4. Ganti Kerugian yang Dituntut Penggugat Tidak Berdasar, karena Tidak ada Hubungan Sebab Akibat Antara Kerugian Penggugat dengan SRS Airbag yang Tidak Mengembang
Berdasarkan fakta bahwa SRS Airbag pada Mobil Honda City tidak mengalami cacat produksi, kecelakaan yang dialami tidak memenuhi kondisi atau prasyarat untuk mengembangnya SRS Airbag, serta kerugian yang dialami Penggugat tidak diakibatkan oleh SRS Airbag yang tidak mengembang, maka tidak ada kewajiban dari Honda untuk memenuhi tuntutan Penggugat.
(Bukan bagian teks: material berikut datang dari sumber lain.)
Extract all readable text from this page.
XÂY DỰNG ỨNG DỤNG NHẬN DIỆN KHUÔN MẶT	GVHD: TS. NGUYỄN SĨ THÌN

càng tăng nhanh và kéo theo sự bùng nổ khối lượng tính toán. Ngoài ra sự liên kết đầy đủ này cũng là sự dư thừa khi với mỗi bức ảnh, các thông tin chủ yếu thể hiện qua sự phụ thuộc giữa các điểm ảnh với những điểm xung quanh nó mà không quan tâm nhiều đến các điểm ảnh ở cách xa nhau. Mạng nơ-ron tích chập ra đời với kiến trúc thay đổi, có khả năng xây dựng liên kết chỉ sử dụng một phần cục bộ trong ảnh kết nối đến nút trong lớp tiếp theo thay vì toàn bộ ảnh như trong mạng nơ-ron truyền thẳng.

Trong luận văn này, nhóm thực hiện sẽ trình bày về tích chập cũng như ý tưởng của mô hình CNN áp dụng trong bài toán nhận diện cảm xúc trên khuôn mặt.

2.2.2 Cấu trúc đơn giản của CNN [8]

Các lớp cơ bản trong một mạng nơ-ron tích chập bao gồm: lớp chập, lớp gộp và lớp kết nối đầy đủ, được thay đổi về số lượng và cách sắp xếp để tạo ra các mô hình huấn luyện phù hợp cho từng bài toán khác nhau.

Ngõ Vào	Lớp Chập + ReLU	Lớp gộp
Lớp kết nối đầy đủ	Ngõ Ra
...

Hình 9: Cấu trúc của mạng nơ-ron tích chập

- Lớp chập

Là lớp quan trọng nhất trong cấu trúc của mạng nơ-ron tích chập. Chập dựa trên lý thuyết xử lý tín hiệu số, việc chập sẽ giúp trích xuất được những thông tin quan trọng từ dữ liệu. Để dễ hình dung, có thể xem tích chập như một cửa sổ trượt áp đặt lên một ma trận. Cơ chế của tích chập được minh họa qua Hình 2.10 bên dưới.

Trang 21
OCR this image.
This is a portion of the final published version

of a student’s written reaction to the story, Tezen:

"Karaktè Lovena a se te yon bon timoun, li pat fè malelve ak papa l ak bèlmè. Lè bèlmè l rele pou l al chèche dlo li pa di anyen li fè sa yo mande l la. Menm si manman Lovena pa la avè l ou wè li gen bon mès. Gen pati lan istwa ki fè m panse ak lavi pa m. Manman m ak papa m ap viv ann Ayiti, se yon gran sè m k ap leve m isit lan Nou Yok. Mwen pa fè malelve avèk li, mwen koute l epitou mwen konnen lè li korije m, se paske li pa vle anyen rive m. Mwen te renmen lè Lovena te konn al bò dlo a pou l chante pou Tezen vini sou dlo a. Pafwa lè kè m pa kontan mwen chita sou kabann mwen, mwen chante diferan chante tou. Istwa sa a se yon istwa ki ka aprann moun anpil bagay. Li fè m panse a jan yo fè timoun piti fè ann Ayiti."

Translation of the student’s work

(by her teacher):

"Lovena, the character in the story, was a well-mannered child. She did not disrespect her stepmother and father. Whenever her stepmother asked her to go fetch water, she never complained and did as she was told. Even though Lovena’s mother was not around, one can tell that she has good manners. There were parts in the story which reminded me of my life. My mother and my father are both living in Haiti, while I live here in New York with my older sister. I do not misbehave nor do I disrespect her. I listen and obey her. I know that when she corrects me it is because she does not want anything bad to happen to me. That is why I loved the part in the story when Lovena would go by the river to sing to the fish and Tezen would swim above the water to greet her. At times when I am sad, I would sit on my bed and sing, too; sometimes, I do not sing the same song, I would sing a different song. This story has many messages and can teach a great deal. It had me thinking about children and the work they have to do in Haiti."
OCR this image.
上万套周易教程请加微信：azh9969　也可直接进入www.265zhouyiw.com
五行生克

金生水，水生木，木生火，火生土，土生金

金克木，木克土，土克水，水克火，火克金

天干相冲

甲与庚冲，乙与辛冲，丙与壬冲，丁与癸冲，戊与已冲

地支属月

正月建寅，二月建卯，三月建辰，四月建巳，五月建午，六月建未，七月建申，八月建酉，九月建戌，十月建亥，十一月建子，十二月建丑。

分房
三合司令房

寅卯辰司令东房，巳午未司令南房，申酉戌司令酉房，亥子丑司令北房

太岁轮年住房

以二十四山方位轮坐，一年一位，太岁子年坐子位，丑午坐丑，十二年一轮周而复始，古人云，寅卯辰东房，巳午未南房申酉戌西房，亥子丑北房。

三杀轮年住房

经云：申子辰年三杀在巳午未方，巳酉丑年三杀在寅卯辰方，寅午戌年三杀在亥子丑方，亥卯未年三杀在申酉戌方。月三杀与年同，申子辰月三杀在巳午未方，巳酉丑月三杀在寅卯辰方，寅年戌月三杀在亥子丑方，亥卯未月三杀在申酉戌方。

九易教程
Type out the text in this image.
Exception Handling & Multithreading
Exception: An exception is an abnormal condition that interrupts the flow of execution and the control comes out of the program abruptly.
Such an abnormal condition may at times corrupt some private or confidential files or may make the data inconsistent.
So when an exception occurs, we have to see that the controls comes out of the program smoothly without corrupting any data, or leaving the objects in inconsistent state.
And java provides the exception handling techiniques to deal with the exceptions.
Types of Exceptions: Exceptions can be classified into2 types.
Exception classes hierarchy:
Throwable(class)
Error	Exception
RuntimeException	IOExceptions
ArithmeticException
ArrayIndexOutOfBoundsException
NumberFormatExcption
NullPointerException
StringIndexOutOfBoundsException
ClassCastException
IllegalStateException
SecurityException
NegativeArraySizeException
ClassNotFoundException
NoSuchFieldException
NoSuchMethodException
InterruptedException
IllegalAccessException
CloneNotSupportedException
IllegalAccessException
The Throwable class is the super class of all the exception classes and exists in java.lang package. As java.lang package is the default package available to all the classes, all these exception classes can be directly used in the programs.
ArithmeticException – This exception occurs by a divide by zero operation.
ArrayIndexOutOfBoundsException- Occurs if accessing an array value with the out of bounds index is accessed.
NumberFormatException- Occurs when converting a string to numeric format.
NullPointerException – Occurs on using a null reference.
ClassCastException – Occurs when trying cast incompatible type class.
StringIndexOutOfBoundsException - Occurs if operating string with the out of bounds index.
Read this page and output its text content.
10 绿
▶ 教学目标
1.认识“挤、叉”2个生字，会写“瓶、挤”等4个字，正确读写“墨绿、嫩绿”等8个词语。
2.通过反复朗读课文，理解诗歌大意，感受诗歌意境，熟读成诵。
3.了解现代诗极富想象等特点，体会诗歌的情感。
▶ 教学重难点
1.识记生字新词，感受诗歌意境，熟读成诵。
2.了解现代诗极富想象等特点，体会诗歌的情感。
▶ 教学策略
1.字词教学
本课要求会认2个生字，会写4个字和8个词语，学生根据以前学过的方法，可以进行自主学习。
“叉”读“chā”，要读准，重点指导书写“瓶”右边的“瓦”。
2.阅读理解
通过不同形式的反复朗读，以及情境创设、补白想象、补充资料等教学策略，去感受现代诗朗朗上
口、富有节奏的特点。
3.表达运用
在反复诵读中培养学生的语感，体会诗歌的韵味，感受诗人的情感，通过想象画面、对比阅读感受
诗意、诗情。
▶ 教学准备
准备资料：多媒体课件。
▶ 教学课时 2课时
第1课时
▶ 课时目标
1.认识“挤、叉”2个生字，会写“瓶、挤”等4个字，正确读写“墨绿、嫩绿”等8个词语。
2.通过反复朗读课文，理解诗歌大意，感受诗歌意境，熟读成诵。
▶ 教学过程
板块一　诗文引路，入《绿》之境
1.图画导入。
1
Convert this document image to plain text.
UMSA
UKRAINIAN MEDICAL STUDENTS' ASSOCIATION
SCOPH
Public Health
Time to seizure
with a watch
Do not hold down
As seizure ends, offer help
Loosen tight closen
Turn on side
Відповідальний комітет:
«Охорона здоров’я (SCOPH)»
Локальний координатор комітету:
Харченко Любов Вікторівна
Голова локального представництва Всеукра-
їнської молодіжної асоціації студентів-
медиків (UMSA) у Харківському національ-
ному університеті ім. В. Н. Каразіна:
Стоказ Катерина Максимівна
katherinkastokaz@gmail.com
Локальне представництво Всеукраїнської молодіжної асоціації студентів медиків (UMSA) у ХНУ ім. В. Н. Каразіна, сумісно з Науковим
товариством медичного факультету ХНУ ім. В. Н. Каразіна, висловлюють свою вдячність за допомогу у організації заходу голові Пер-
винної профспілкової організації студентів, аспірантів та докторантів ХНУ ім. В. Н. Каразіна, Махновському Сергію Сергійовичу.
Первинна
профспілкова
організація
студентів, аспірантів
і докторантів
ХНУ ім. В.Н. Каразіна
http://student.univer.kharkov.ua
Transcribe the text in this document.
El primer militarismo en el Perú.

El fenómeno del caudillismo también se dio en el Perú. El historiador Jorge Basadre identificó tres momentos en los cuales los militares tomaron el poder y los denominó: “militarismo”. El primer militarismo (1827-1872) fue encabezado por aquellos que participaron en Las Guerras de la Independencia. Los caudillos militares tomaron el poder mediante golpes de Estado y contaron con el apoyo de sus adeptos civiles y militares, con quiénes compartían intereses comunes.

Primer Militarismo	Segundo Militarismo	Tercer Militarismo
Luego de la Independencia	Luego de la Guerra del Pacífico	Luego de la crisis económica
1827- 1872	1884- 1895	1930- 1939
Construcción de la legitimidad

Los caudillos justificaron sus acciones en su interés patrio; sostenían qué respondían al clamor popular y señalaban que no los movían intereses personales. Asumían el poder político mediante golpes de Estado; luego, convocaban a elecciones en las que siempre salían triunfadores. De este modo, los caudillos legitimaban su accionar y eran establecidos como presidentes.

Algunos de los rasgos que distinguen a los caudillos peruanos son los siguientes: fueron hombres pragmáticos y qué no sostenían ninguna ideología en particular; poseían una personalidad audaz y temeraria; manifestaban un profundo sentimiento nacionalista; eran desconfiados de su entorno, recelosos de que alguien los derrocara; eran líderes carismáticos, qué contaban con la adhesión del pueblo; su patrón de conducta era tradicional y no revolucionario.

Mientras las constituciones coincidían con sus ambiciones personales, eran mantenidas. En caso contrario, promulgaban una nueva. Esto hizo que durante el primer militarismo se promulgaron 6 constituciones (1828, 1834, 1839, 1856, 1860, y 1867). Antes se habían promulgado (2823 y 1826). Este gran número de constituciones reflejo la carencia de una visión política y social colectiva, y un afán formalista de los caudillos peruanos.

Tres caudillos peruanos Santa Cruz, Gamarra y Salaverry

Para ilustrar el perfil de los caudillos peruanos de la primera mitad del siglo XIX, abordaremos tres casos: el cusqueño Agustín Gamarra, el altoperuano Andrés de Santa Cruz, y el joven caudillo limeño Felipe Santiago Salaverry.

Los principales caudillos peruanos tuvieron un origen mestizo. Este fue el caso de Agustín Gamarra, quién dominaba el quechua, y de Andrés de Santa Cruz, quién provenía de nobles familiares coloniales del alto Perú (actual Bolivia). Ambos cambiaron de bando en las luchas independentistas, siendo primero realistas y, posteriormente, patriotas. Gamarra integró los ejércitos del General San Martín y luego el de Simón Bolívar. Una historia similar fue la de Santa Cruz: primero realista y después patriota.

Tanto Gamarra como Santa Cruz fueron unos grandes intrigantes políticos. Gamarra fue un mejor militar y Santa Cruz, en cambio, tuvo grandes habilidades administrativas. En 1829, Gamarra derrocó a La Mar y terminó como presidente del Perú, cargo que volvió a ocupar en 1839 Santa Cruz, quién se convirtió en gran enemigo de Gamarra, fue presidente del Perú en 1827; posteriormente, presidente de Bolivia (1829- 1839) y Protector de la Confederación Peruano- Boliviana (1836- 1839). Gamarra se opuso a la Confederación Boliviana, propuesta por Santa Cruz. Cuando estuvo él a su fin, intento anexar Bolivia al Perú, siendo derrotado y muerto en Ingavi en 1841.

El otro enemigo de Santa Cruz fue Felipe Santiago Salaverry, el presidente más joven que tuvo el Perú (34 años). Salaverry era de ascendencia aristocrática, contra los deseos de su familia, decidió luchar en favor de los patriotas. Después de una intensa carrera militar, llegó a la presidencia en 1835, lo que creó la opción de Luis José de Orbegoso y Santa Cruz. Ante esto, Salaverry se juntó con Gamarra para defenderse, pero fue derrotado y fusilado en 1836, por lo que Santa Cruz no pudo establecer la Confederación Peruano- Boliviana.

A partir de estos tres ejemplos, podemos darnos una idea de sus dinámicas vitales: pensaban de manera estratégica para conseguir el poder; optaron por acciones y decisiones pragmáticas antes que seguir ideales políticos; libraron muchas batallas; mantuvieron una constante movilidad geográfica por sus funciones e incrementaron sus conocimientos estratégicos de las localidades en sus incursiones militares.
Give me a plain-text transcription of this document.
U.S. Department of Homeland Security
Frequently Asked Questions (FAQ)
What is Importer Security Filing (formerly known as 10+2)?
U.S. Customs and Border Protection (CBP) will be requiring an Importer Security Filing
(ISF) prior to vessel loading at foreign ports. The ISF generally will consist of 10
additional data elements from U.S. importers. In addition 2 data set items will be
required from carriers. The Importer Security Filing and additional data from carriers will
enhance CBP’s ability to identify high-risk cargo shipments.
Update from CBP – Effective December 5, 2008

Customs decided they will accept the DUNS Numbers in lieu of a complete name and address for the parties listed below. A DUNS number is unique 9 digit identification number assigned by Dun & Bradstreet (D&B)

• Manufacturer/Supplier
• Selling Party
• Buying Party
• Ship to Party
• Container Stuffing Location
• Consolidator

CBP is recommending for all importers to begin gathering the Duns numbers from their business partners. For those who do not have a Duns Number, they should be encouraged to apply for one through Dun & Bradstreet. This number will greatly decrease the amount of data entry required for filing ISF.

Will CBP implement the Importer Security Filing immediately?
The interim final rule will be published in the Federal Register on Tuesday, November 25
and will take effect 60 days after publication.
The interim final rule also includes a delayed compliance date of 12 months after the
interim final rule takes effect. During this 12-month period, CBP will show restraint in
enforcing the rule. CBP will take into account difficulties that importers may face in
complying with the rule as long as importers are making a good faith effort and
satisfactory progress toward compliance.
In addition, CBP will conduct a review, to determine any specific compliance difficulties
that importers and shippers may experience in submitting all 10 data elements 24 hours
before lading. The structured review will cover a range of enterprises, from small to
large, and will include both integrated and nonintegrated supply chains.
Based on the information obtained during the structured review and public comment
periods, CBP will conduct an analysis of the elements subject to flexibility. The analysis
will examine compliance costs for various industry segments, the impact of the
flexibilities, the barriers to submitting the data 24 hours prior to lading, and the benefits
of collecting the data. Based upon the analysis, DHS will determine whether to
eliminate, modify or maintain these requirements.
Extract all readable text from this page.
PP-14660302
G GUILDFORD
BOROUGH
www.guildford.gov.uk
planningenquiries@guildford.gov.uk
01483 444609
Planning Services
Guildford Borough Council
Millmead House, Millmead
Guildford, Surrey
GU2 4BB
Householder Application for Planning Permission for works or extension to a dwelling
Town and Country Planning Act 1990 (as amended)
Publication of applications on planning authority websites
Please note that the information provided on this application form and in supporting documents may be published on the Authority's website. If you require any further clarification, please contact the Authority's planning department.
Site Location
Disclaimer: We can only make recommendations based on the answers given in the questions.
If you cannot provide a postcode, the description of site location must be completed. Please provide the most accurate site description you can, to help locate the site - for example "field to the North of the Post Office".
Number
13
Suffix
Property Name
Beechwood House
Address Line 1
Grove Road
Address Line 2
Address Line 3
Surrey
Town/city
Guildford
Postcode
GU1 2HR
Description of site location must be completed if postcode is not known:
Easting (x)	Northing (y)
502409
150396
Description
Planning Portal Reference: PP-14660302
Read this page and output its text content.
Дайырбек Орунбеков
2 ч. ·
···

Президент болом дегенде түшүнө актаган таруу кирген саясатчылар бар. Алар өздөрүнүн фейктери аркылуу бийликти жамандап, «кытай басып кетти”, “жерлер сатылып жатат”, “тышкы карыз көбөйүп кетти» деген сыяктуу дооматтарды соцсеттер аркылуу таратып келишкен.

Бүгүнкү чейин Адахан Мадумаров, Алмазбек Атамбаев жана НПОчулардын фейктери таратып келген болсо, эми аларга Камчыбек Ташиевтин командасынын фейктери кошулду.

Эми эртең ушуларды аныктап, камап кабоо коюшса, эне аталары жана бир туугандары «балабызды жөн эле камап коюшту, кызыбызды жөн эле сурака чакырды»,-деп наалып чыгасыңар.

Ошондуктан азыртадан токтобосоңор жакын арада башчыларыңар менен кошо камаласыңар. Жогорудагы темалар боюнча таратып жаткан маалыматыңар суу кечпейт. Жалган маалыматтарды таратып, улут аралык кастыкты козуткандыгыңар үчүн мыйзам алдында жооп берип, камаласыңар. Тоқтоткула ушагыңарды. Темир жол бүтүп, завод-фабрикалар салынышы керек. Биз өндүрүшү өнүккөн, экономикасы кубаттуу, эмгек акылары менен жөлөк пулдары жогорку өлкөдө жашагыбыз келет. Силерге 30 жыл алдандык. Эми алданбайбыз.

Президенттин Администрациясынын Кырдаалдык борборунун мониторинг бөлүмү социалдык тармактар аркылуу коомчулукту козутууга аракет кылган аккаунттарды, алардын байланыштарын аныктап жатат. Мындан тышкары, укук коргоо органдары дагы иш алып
Meskipun demikian, Honda telah beritikad baik dengan melakukan mediasi bahkan jauh sebelum persidangan dimulai kepada pihak Penggugat. Namun mediasi tersebut tidak mencapai kesepakatan karena Penggugat meminta Honda untuk membayar ganti rugi dengan total sekitar Rp. 56 milyar, yang termasuk di dalamnya sebesar USD 552,250 untuk mengganti biaya hidup Anak Penggugat selama 8 tahun menempuh pendidikan di luar negeri serta biaya imateriil senilai Rp. 50 milyar. Tuntutan tersebut tidak berdasar karena tidak ada sangkut pautnya dengan Tergugat dan tidak sesuai dengan ketentuan Pasal 19 ayat (2) UU Perlindungan Konsumen yang menyatakan pada intinya: ganti rugi yang dapat dibebankan kepada Pelaku Usaha hanyalah ganti rugi berupa pengembalian uang, penggantian barang yang sejenis atau setara nilainya atau perawatan kesehatan dan/atau pemberian santunan. Berdasarkan uraian-uraian dan alasan-alasan hukum di atas, Honda telah mengajukan permohonan kepada Majelis Hakim agar gugatan tersebut ditolak atau dinyatakan tidak dapat diterima.